Thanks Rook for the help but I’m not sure I understand. Let’s say x=8. Then from my stringer to the leading edge of the fin would be 8 minus 0.8?
there are at least two ways to set toe-in for fins, one is to measure the distance between the fins at the leading and trailing edges (the distance between them will be shorter at the leading edge). The other is to draw a line on the board pointing basically from the trailing edge of the fin to somewhere right up around the nose of the board (often 1 inch or so to the side of the tip of the board, on the same side as the fin you are setting). Imagine you’re drawing a huge triangle on the board, the base of the triangle is a line connecting the back of the fins and the point is just ahead of the nose of your surfboard. The method described in the earlier post is the “measuring the delta” method (although using the stringer as a reference point, it’s the same thing effectively, you’re still trying to get the leading edges closer than the trailing edges by a measured amount). My suggestion is that you try BOTH when you set fins the first time. Use a long straightedge (tape measure if you have nothing else) and draw your fin placements. Then measure them, see if they are equal distance from stringer (and rails, assuming your rails are symmetrical), and see if the leading edges of the fin placement lines are closer together by the right amount as compared to the trailing edges (typically 1/4 inch or so). If the measurements or placement marks seem off, scrub them and try again. Also, tack or tape the fins on the board and then eyeball them before you drill holes or glass them on. If they look wrong, they probably are.

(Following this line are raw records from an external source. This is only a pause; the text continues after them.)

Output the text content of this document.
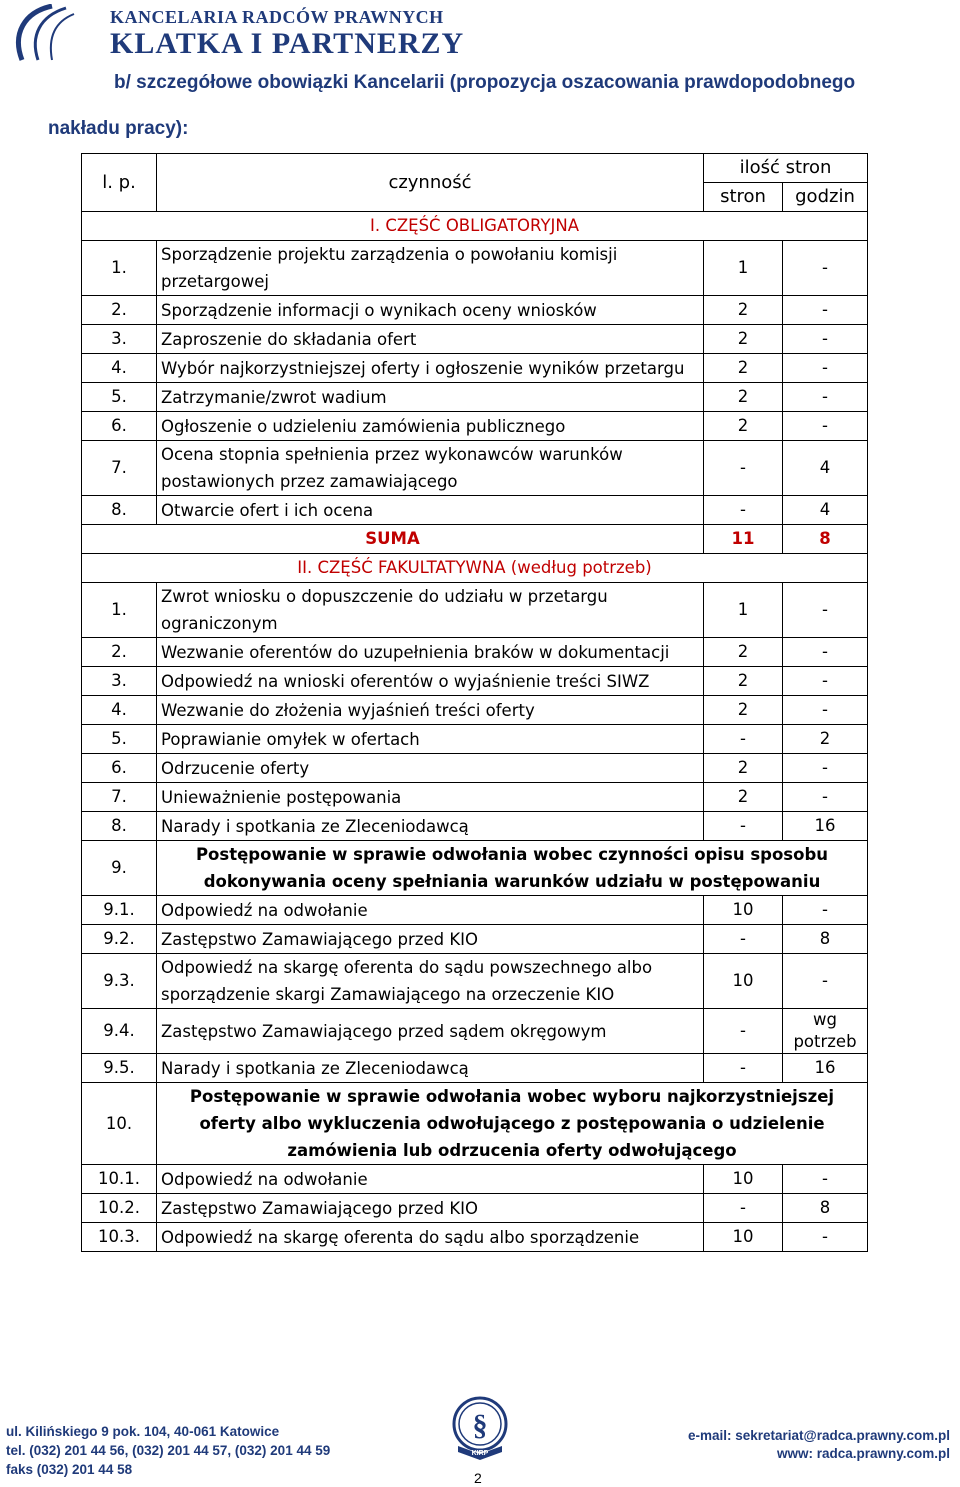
KANCELARIA RADCÓW PRAWNYCH
KLATKA I PARTNERZY
b/ szczegółowe obowiązki Kancelarii (propozycja oszacowania prawdopodobnego
nakładu pracy):
l. p.	czynność	ilość stron	
		stron	godzin
I. CZĘŚĆ OBLIGATORYJNA			
1.	Sporządzenie projektu zarządzenia o powołaniu komisji przetargowej	1	-
2.	Sporządzenie informacji o wynikach oceny wniosków	2	-
3.	Zaproszenie do składania ofert	2	-
4.	Wybór najkorzystniejszej oferty i ogłoszenie wyników przetargu	2	-
5.	Zatrzymanie/zwrot wadium	2	-
6.	Ogłoszenie o udzieleniu zamówienia publicznego	2	-
7.	Ocena stopnia spełnienia przez wykonawców warunków postawionych przez zamawiającego	-	4
8.	Otwarcie ofert i ich ocena	-	4
SUMA		11	8
II. CZĘŚĆ FAKULTATYWNA (według potrzeb)			
1.	Zwrot wniosku o dopuszczenie do udziału w przetargu ograniczonym	1	-
2.	Wezwanie oferentów do uzupełnienia braków w dokumentacji	2	-
3.	Odpowiedź na wnioski oferentów o wyjaśnienie treści SIWZ	2	-
4.	Wezwanie do złożenia wyjaśnień treści oferty	2	-
5.	Poprawianie omyłek w ofertach	-	2
6.	Odrzucenie oferty	2	-
7.	Unieważnienie postępowania	2	-
8.	Narady i spotkania ze Zleceniodawcą	-	16
9.	Postępowanie w sprawie odwołania wobec czynności opisu sposobu dokonywania oceny spełniania warunków udziału w postępowaniu		
9.1.	Odpowiedź na odwołanie	10	-
9.2.	Zastępstwo Zamawiającego przed KIO	-	8
9.3.	Odpowiedź na skargę oferenta do sądu powszechnego albo sporządzenie skargi Zamawiającego na orzeczenie KIO	10	-
9.4.	Zastępstwo Zamawiającego przed sądem okręgowym	-	wg potrzeb
9.5.	Narady i spotkania ze Zleceniodawcą	-	16
10.	Postępowanie w sprawie odwołania wobec wyboru najkorzystniejszej oferty albo wykluczenia odwołującego z postępowania o udzielenie zamówienia lub odrzucenia oferty odwołującego		
10.1.	Odpowiedź na odwołanie	10	-
10.2.	Zastępstwo Zamawiającego przed KIO	-	8
10.3.	Odpowiedź na skargę oferenta do sądu albo sporządzenie	10	-
ul. Kilińskiego 9 pok. 104, 40-061 Katowice
tel. (032) 201 44 56, (032) 201 44 57, (032) 201 44 59
faks (032) 201 44 58
e-mail: sekretariat@radca.prawny.com.pl
www: radca.prawny.com.pl
§
KIRP
2
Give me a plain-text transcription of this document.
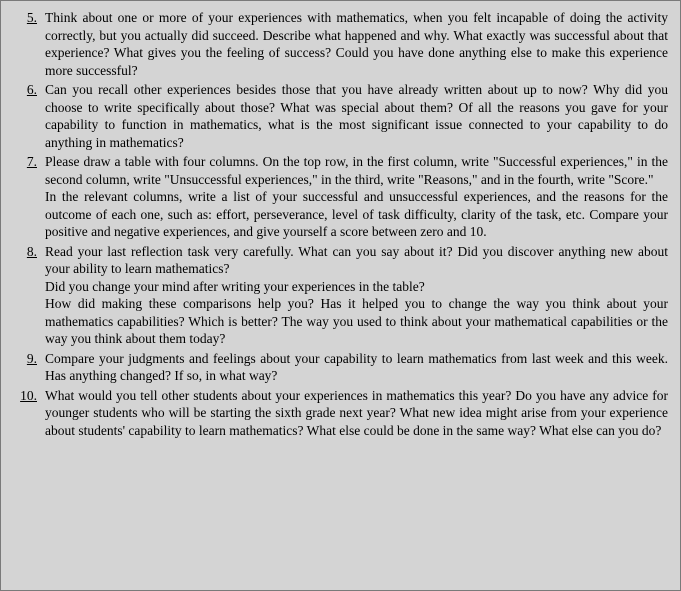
5. Think about one or more of your experiences with mathematics, when you felt incapable of doing the activity correctly, but you actually did succeed. Describe what happened and why. What exactly was successful about that experience? What gives you the feeling of success? Could you have done anything else to make this experience more successful?

6. Can you recall other experiences besides those that you have already written about up to now? Why did you choose to write specifically about those? What was special about them? Of all the reasons you gave for your capability to function in mathematics, what is the most significant issue connected to your capability to do anything in mathematics?

7. Please draw a table with four columns. On the top row, in the first column, write "Successful experiences," in the second column, write "Unsuccessful experiences," in the third, write "Reasons," and in the fourth, write "Score."

In the relevant columns, write a list of your successful and unsuccessful experiences, and the reasons for the outcome of each one, such as: effort, perseverance, level of task difficulty, clarity of the task, etc. Compare your positive and negative experiences, and give yourself a score between zero and 10.

8. Read your last reflection task very carefully. What can you say about it? Did you discover anything new about your ability to learn mathematics?

Did you change your mind after writing your experiences in the table?

How did making these comparisons help you? Has it helped you to change the way you think about your mathematics capabilities? Which is better? The way you used to think about your mathematical capabilities or the way you think about them today?

9. Compare your judgments and feelings about your capability to learn mathematics from last week and this week. Has anything changed? If so, in what way?

10. What would you tell other students about your experiences in mathematics this year? Do you have any advice for younger students who will be starting the sixth grade next year? What new idea might arise from your experience about students' capability to learn mathematics? What else could be done in the same way? What else can you do?
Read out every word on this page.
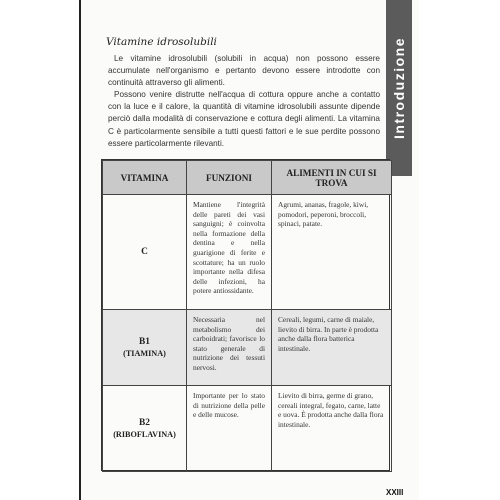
Introduzione
Vitamine idrosolubili

Le vitamine idrosolubili (solubili in acqua) non possono essere accumulate nell'organismo e pertanto devono essere introdotte con continuità attraverso gli alimenti.

Possono venire distrutte nell'acqua di cottura oppure anche a contatto con la luce e il calore, la quantità di vitamine idrosolubili assunte dipende perciò dalla modalità di conservazione e cottura degli alimenti. La vitamina C è particolarmente sensibile a tutti questi fattori e le sue perdite possono essere particolarmente rilevanti.

VITAMINA	FUNZIONI	ALIMENTI IN CUI SI TROVA
C	Mantiene l'integrità delle pareti dei vasi sanguigni; è coinvolta nella formazione della dentina e nella guarigione di ferite e scottature; ha un ruolo importante nella difesa delle infezioni, ha potere antiossidante.	Agrumi, ananas, fragole, kiwi, pomodori, peperoni, broccoli, spinaci, patate.
B1
(TIAMINA)	Necessaria nel metabolismo dei carboidrati; favorisce lo stato generale di nutrizione dei tessuti nervosi.	Cereali, legumi, carne di maiale, lievito di birra. In parte è prodotta anche dalla flora batterica intestinale.
B2
(RIBOFLAVINA)	Importante per lo stato di nutrizione della pelle e delle mucose.	Lievito di birra, germe di grano, cereali integral, fegato, carne, latte e uova. È prodotta anche dalla flora intestinale.
XXIII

Sorry Richard, I hesitated on using 0.xxx instead of a Y, shoulda went with Y. I was just trying to show that your toe-in is a fraction of an inch. Usually your toe is roughly between an eighth and a quarter of an inch, could be more or less, depending on the board. Let’s say you toe a quarter, you said X = 8 (probably a bit much), the front point should be at 7.75”. Basically, we measure the trailing edge of the fin because it’s easy. We measure off the rail, because that way the fin placement is relevant to the width of the tail. You can’t do that for the front of the fin because the rail doesn’t run parallel with the stringer.